Flindersia xanthoxyla, commonly known as yellowwood, long jack or yellowwood ash, is a species of rainforest tree that is endemic to eastern Australia. It has pinnate leaves arranged in opposite pairs with seven to eleven leaflets, panicles of yellow flowers and woody fruit studded with rough points on the surface.

==Description==
Flindersia xanthoxyla is a tree that typically grows to a height of 40–45 m with a trunk diameter of 90 cm. The trunk is cylindrical and straight with grey or brownish grey bark. The bark features vertical fissures, and is shed in small flakes. The smaller branches show distinct leaf scars, with star-shaped hairs on new growth. The leaves are pinnate, 110–320 mm long and arranged in opposite pairs with seven to eleven egg-shaped to elliptical leaflets. The leaflets are mostly 40–130 mm long and 10–32 mm wide, the side leaflets sessile or on a petiolule up to 6 mm long and the end leaflet on a petiolule 8–28 mm long. The leaflets are bright green above, paler below. The flowers are arranged in panicles in leaf axils or on the ends of branchlets and are 170–250 mm long. The sepals are about 1 mm long and the petals yellow or pale yellow, 4–4.5 mm long. Flowering occurs from October to February and the fruit is a woody capsule 65–110 mm long, studded with rough points up to 4 mm long. At maturity it separates into five valves, releasing winged seeds 33–50 mm long.

==Taxonomy==
Yellowwood was first formally described in 1830 by Charles Fraser from an unpublished manuscript by Allan Cunningham who gave it the name Oxleya xanthoxyla. The description was published in William Jackson Hooker's Botanical Miscellany. In 1927 Karel Domin changed the name to Flindersia xanthoxyla.
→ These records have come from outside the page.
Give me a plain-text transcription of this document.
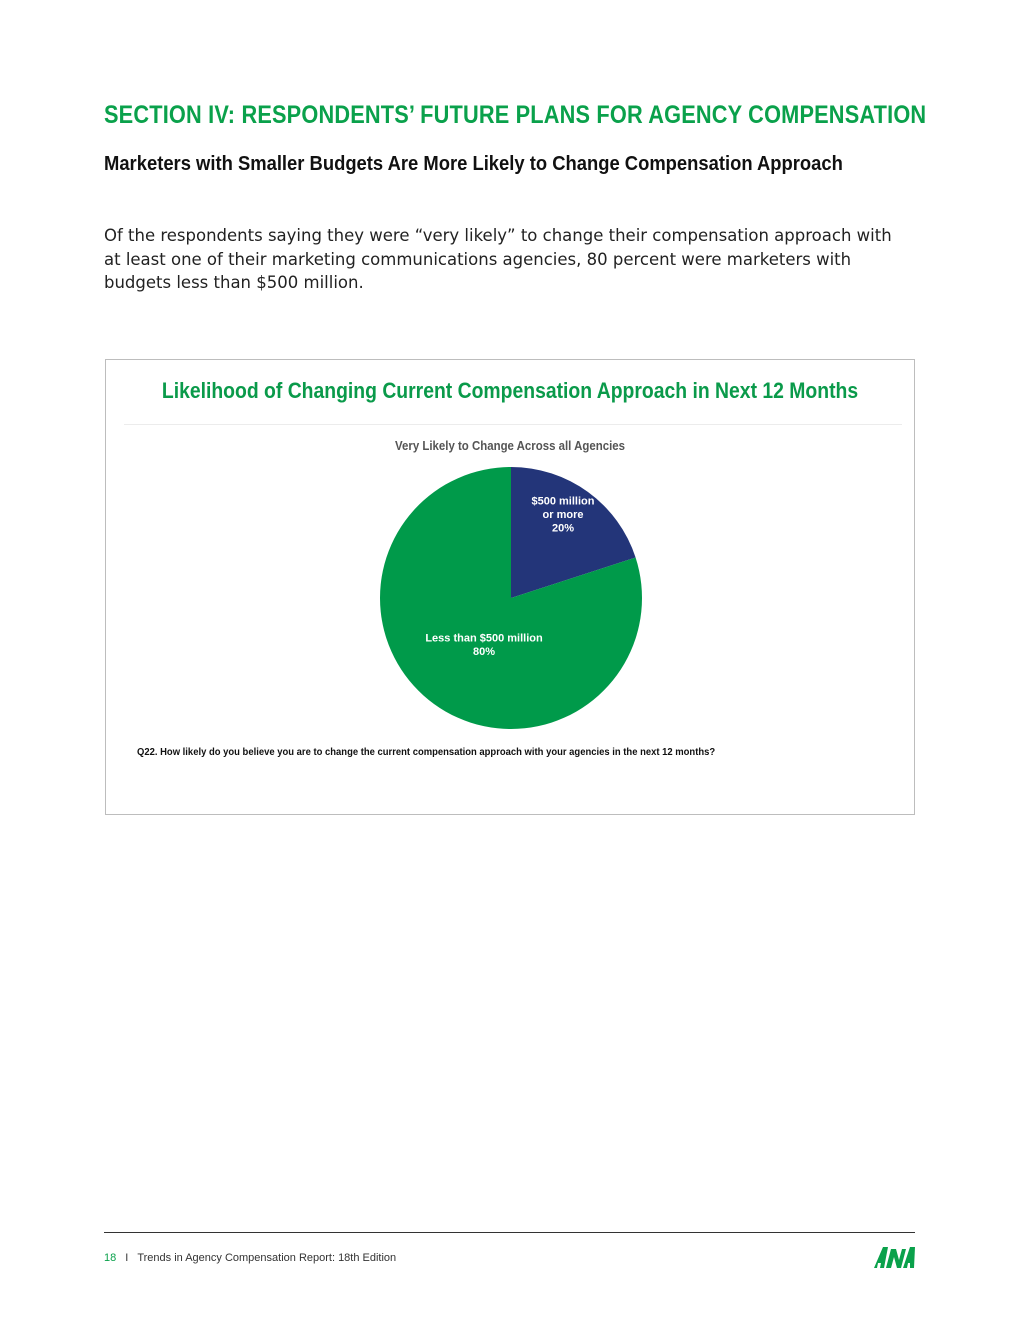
SECTION IV: RESPONDENTS’ FUTURE PLANS FOR AGENCY COMPENSATION
Marketers with Smaller Budgets Are More Likely to Change Compensation Approach

Of the respondents saying they were “very likely” to change their compensation approach with at least one of their marketing communications agencies, 80 percent were marketers with budgets less than $500 million.

Likelihood of Changing Current Compensation Approach in Next 12 Months
Very Likely to Change Across all Agencies
$500 million or more 20%
Less than $500 million 80%
Q22. How likely do you believe you are to change the current compensation approach with your agencies in the next 12 months?
18 I Trends in Agency Compensation Report: 18th Edition
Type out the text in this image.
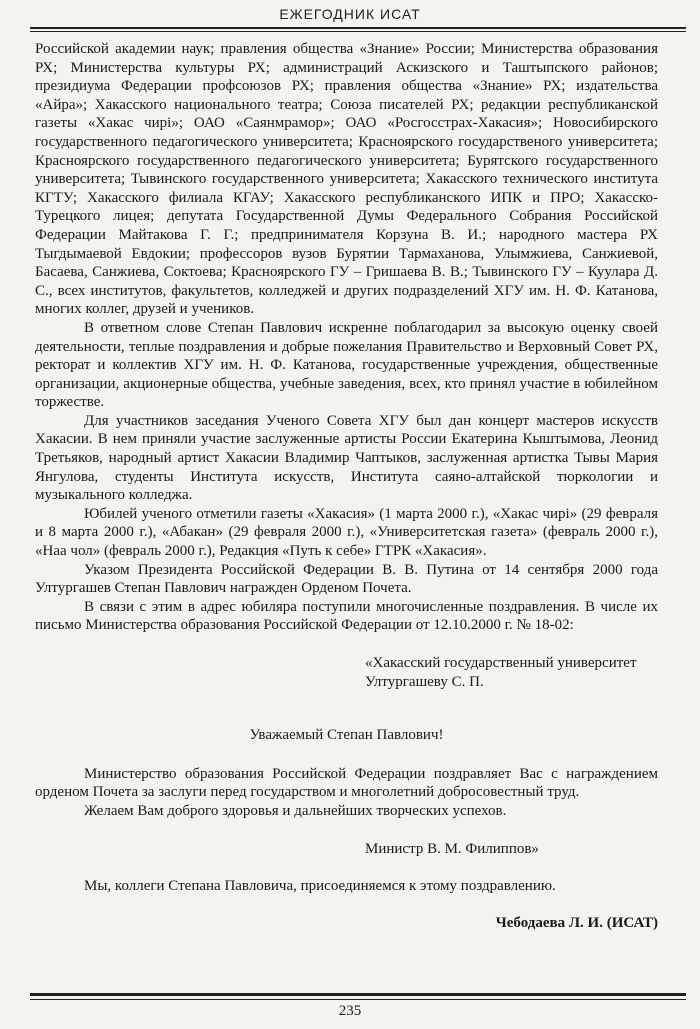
ЕЖЕГОДНИК ИСАТ

Российской академии наук; правления общества «Знание» России; Министерства образования РХ; Министерства культуры РХ; администраций Аскизского и Таштыпского районов; президиума Федерации профсоюзов РХ; правления общества «Знание» РХ; издательства «Айра»; Хакасского национального театра; Союза писателей РХ; редакции республиканской газеты «Хакас чирі»; ОАО «Саянмрамор»; ОАО «Росгосстрах-Хакасия»; Новосибирского государственного педагогического университета; Красноярского государственого университета; Красноярского государственного педагогического университета; Бурятского государственного университета; Тывинского государственного университета; Хакасского технического института КГТУ; Хакасского филиала КГАУ; Хакасского республиканского ИПК и ПРО; Хакасско-Турецкого лицея; депутата Государственной Думы Федерального Собрания Российской Федерации Майтакова Г. Г.; предпринимателя Корзуна В. И.; народного мастера РХ Тыгдымаевой Евдокии; профессоров вузов Бурятии Тармаханова, Улымжиева, Санжиевой, Басаева, Санжиева, Соктоева; Красноярского ГУ – Гришаева В. В.; Тывинского ГУ – Куулара Д. С., всех институтов, факультетов, колледжей и других подразделений ХГУ им. Н. Ф. Катанова, многих коллег, друзей и учеников.

В ответном слове Степан Павлович искренне поблагодарил за высокую оценку своей деятельности, теплые поздравления и добрые пожелания Правительство и Верховный Совет РХ, ректорат и коллектив ХГУ им. Н. Ф. Катанова, государственные учреждения, общественные организации, акционерные общества, учебные заведения, всех, кто принял участие в юбилейном торжестве.

Для участников заседания Ученого Совета ХГУ был дан концерт мастеров искусств Хакасии. В нем приняли участие заслуженные артисты России Екатерина Кыштымова, Леонид Третьяков, народный артист Хакасии Владимир Чаптыков, заслуженная артистка Тывы Мария Янгулова, студенты Института искусств, Института саяно-алтайской тюркологии и музыкального колледжа.

Юбилей ученого отметили газеты «Хакасия» (1 марта 2000 г.), «Хакас чирі» (29 февраля и 8 марта 2000 г.), «Абакан» (29 февраля 2000 г.), «Университетская газета» (февраль 2000 г.), «Наа чол» (февраль 2000 г.), Редакция «Путь к себе» ГТРК «Хакасия».

Указом Президента Российской Федерации В. В. Путина от 14 сентября 2000 года Ултургашев Степан Павлович награжден Орденом Почета.

В связи с этим в адрес юбиляра поступили многочисленные поздравления. В числе их письмо Министерства образования Российской Федерации от 12.10.2000 г. № 18-02:

«Хакасский государственный университет
Ултургашеву С. П.

Уважаемый Степан Павлович!

Министерство образования Российской Федерации поздравляет Вас с награждением орденом Почета за заслуги перед государством и многолетний добросовестный труд.

Желаем Вам доброго здоровья и дальнейших творческих успехов.

Министр В. М. Филиппов»

Мы, коллеги Степана Павловича, присоединяемся к этому поздравлению.

Чебодаева Л. И. (ИСАТ)

235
==Distribution and habitat==
Flindersia xanthoxyla grows in dry and subtropical rainforest at altitudes between 75 and 500 m from the Richmond River in north-eastern New South Wales to Gympie in south eastern Queensland.

==Conservation status==
Flindersia xanthoxyla is classified as of "least concern" under the Queensland Government Nature Conservation Act 1992.

==Uses==
An ornamental tree, it is also planted for shade. It was previously used for timber in the construction of coaches, cabinet making, flooring, tool handles, lining, ammunition boxes, artificial limbs and joinery. The timber has steam bending qualities.